# CFPAS - Canadian Forces Personnel Eveluation System



## Radop (27 Feb 2005)

I have been through 3 distinct evaluation reporting systems in my time with the CF.   IMHO, I think that this system is the best that we can use to get the right combination between substantive and subjective reporting.   The "bubbles" are marked as a substantive score while the narrative give a subjective substantiation to the bubbles.

The problem that I can see is the quality of the writer can make a big difference in whether the person gets promoted or not.

Please put in your comments about the system and especially the 2005 varriant.


----------



## buzgo (27 Feb 2005)

I honestly think that the writer has nothing to do with it. 

For instance, a guy who has worked in a job for a few years is probably going to have mastered that job. At the very least they will be ES. A new guy is going to be developing or skilled or whatever. Thats fine. Now my problem is this: The guy who has been in the job for a few years might be great at that specific job, but maybe he's not going anywhere. The new guy could be really switched on, maybe he really picked up his new job, has volunteered for everything, and has shown a lot of potential. Because of the way the system works, the new guy will suffer!

I've encoutered this situation this year. I'm in Ottawa, there are lots of people here who IMHO have been HIDING for years. They have no initiative, have no supervisory or leadership skills, they are not going anywhere. BUT, because they ranked at a certain spot in the unit merit last year, they can't be bumped by a switched on new guy.  Its totally not fair. I have a guy who, in a field unit (or a busier unit) would be outstanding, but because of where we work, he's going to get burned...

Hopefully this makes sense! I have a tendency to get a bit worked up at this time of the year . 

I think that in our trade (Sigop) the system is SO corrupt that something must be done about it. Not everyone is going to be awesome, some people are destined to be good corporals for their entire career. The leadership needs to be honest and tell people when they are just adequate, they also need to back us up when thats what we want to say.


----------



## buzgo (27 Feb 2005)

Oh, I think that CFPAS is good...


----------



## Radop (27 Feb 2005)

signalsguy said:
			
		

> Oh, I think that CFPAS is good...



Thanks for getting to the point, lol.  

I encountered just the opposite as you this year.  I rated some guys lower than they did last year and had it justified by their PDRs so no one argued about getting one guy pushed higher.  I thought I was going to get screwed this year going to a new unit like you did.  Everything that came up I did.  None of the other MCpls would volunteer to do anything so I did it.  I got recognized for it at Christmas and have already been told that I would be very happy with my PER.  Just wish I could have gotten out the door on an SRC mission but it just didn't happen.  I got recognized for my potential and quality of work (thanks Pet for expecting it of me).

Signalsguy, 

Do you miss the work at Pet?


----------



## buzgo (28 Feb 2005)

I'm not concerned about my PER, its not too hard to excel here, I actually have subordinates here (unlike Pet where as you know, I worked with like 90 other MCpls). I came in quietly and then slowly started trying to sort some people out. Unfortunately, many are beyond hope.
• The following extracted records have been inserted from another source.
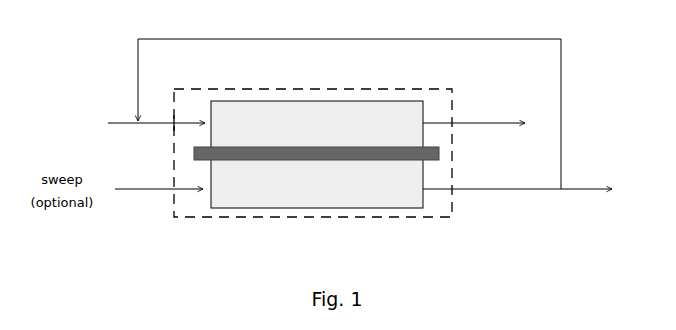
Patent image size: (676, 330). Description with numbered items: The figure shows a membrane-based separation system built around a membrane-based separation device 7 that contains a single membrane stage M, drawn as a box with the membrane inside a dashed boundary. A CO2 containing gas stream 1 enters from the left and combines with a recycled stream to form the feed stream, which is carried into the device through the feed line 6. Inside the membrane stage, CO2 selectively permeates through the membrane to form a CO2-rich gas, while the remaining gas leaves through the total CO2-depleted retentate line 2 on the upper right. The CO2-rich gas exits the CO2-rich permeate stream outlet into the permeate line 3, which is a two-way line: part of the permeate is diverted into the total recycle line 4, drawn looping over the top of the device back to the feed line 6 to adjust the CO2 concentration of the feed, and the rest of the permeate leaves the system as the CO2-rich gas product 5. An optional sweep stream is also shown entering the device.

The CO2 containing gas stream 1 is at (149, 123).
The total CO2-depleted retentate line 2 is at (474, 112).
The permeate line 3 is at (492, 177).
The total recycle line 4 is at (349, 101).
The CO2-rich gas product 5 is at (595, 189).
The feed line 6 is at (183, 123).
The membrane-based separation device 7 is at (304, 218).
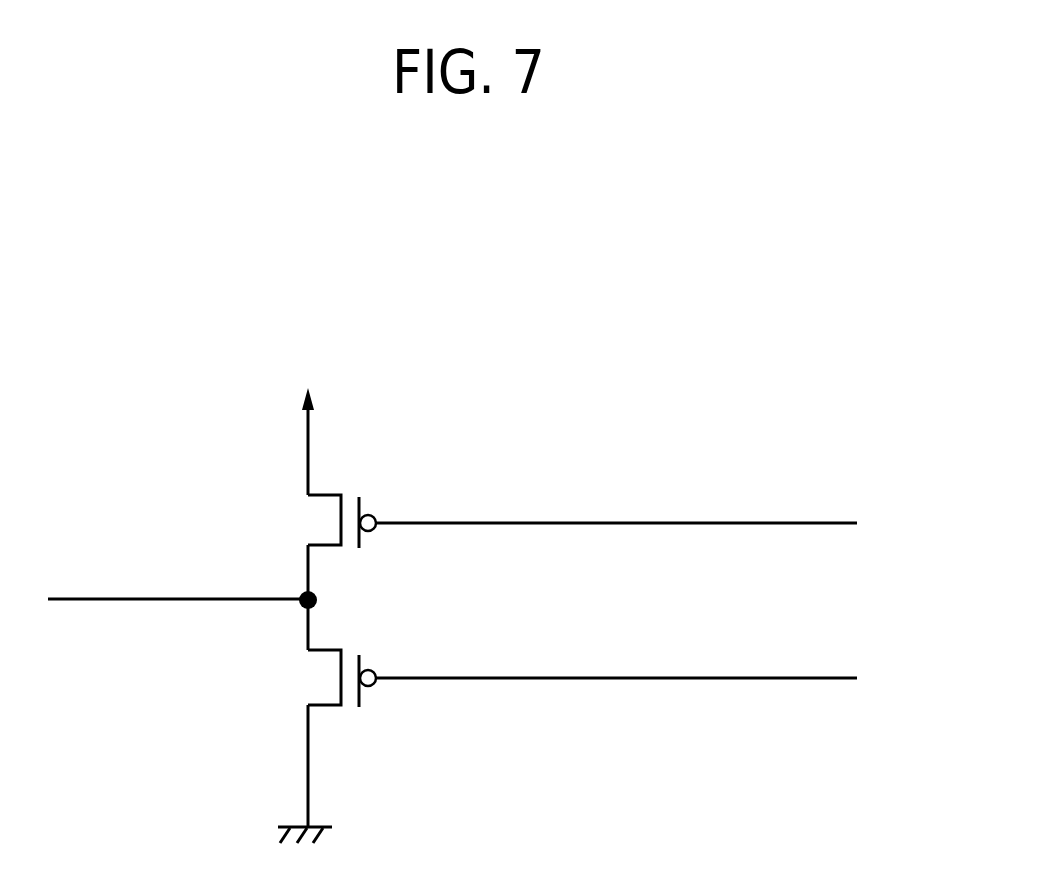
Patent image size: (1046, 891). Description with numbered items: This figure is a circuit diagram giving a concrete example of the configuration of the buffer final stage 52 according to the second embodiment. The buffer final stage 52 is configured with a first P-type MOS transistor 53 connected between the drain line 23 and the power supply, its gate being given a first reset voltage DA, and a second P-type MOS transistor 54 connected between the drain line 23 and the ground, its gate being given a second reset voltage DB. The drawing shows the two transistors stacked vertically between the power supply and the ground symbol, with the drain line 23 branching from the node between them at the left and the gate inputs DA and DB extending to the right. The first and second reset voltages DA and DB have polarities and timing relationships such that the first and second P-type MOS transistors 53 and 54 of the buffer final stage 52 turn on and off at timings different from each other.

The buffer final stage 52 is at (662, 474).
The first P-type MOS transistor 53 is at (312, 520).
The second P-type MOS transistor 54 is at (312, 677).
The drain line 23 is at (85, 602).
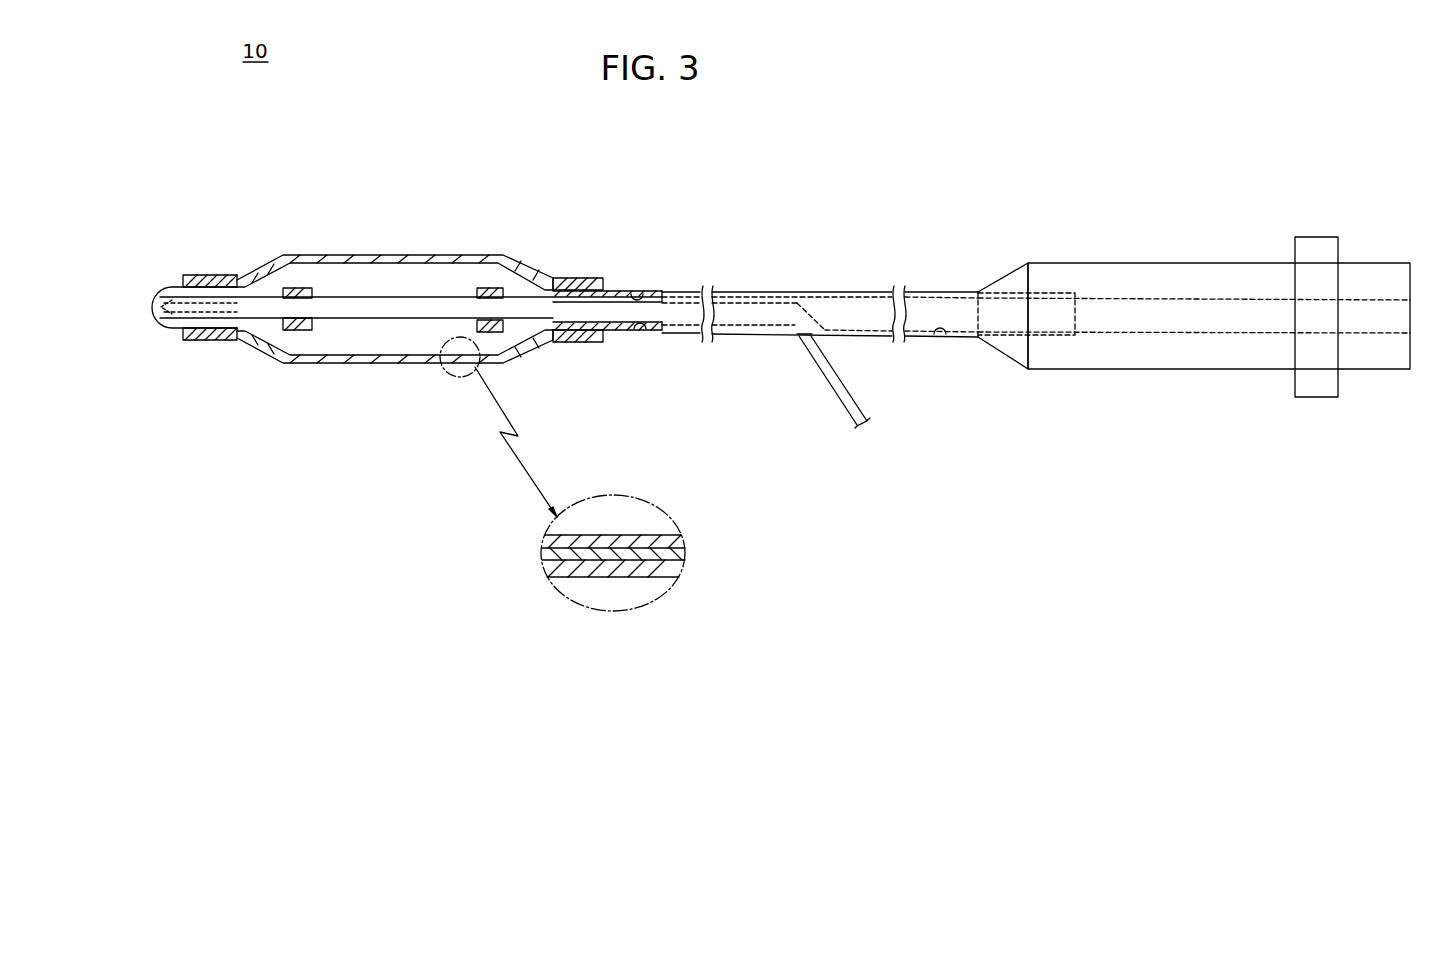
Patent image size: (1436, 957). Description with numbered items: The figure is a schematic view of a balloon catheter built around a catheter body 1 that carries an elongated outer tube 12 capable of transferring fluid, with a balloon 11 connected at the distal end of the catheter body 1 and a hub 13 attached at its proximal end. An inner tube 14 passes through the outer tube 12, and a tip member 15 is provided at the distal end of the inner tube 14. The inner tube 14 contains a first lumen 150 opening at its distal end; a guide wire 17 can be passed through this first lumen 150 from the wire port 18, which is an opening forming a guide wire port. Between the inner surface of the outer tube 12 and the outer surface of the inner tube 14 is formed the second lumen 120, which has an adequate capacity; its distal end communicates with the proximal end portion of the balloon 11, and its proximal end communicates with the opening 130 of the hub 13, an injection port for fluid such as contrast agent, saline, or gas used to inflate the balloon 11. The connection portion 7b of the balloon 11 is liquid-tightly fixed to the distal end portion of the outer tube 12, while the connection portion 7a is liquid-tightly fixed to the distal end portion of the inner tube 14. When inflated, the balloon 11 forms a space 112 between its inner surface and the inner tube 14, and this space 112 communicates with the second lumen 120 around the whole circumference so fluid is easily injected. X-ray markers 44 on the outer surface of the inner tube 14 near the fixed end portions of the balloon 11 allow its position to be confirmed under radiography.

The catheter body 1 is at (1007, 273).
The connection portion 7a is at (205, 280).
The connection portion 7b is at (585, 278).
The balloon 11 is at (363, 263).
The outer tube 12 is at (785, 292).
The hub 13 is at (1215, 263).
The inner tube 14 is at (407, 320).
The tip member 15 is at (168, 287).
The guide wire 17 is at (837, 397).
The wire port 18 is at (797, 338).
The X-ray marker 44 is at (293, 288).
The space 112 is at (450, 277).
The second lumen 120 is at (637, 293).
The opening 130 is at (1403, 313).
The first lumen 150 is at (175, 323).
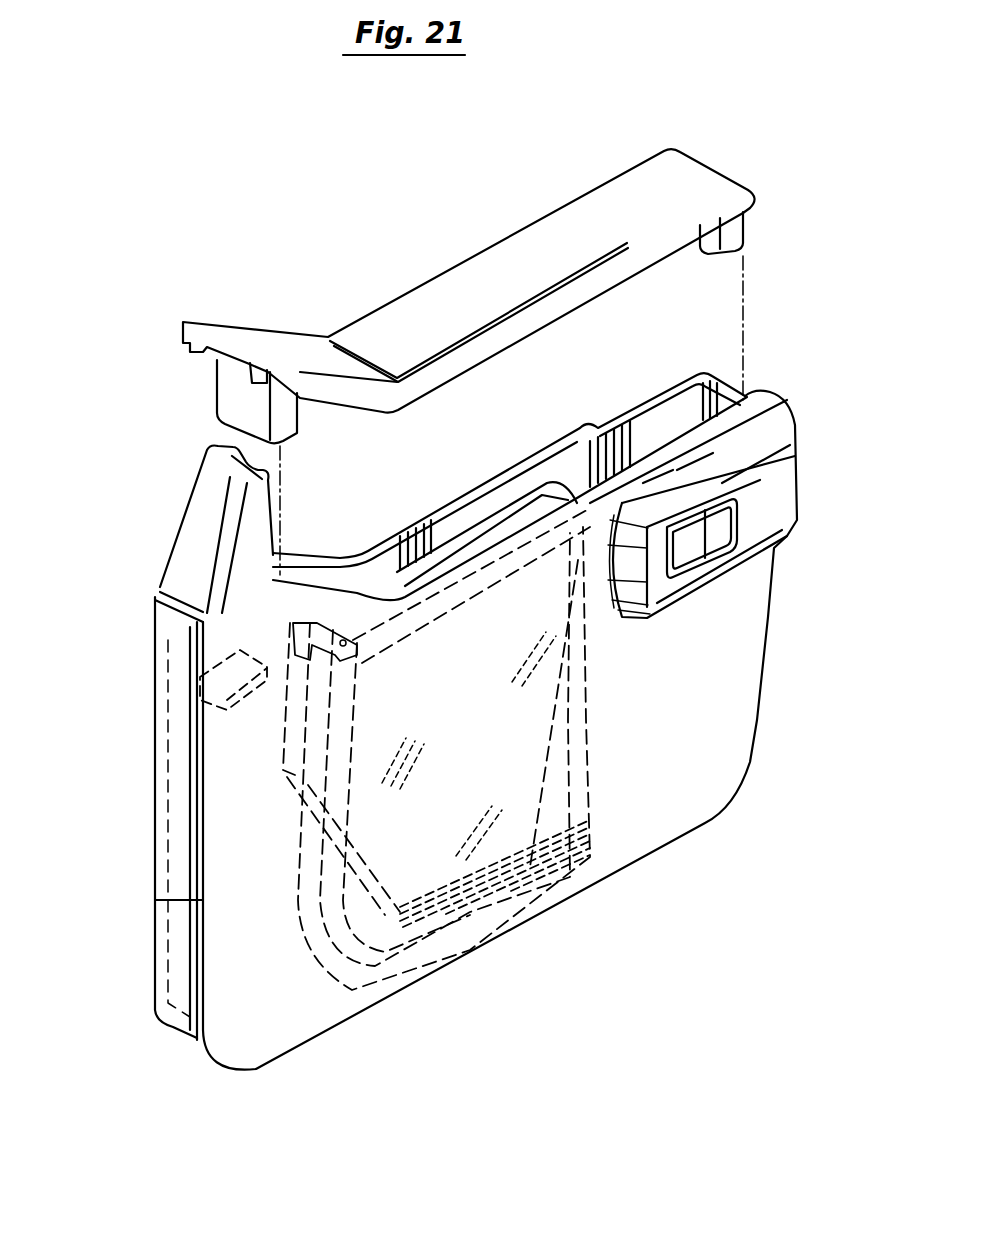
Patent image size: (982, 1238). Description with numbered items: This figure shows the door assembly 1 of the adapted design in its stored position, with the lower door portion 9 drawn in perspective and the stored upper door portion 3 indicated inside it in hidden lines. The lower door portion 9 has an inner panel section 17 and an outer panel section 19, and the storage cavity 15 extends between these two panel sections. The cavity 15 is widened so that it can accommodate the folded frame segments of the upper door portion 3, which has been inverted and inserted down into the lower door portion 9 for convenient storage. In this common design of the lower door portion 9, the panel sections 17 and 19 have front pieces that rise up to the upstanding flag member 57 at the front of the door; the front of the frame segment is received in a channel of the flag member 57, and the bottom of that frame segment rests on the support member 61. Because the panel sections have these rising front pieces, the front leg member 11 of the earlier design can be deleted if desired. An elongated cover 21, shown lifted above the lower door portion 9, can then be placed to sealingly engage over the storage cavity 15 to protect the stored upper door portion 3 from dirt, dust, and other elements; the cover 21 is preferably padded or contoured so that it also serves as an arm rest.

The door assembly 1 is at (313, 173).
The cover 21 is at (508, 273).
The storage cavity 15 is at (655, 440).
The leg member 11 is at (520, 520).
The flag member 57 is at (193, 500).
The support member 61 is at (187, 680).
The inner panel section 17 is at (155, 742).
The outer panel section 19 is at (193, 900).
The upper door portion 3 is at (303, 960).
The lower door portion 9 is at (768, 617).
I'm mainly concerned about one of my guys, but hopefully he's going to come out alright. I do miss parts of Pet, I had a lot of responsibility in my old job, way beyond what a MCpl normally has, more in line with a Captain sometimes.. heh.

I find that the assesment cycle here is pretty much the same as everywhere else I've seen it. I wrote solid PDRs, based my PERs on them, got told that I can't write about someone needing improvement in their PER.  If someone has NOT improved after being counselled repeatedly, then by rights, it should go in the PER, correct?


----------



## Radop (28 Feb 2005)

We just had our PER writing session with the Adj last week and your example is exactly what we discussed.   He said that if a person has not responded to the action plan and areas of developement then that should be mentioned in the PER.   He said that some superiors don't want negatives in the PERs and if that is the case.   Only half fill the block with the good points and when asked why, tell them that is the only good point and if they want it filled, then the points that they have failed to improve upon must be mentioned.

As you said about responsibility, I had to create work for myself to keep busy.  I feel like one of my Cpls in Pet.  I gave them more responsibility than what I get here.


----------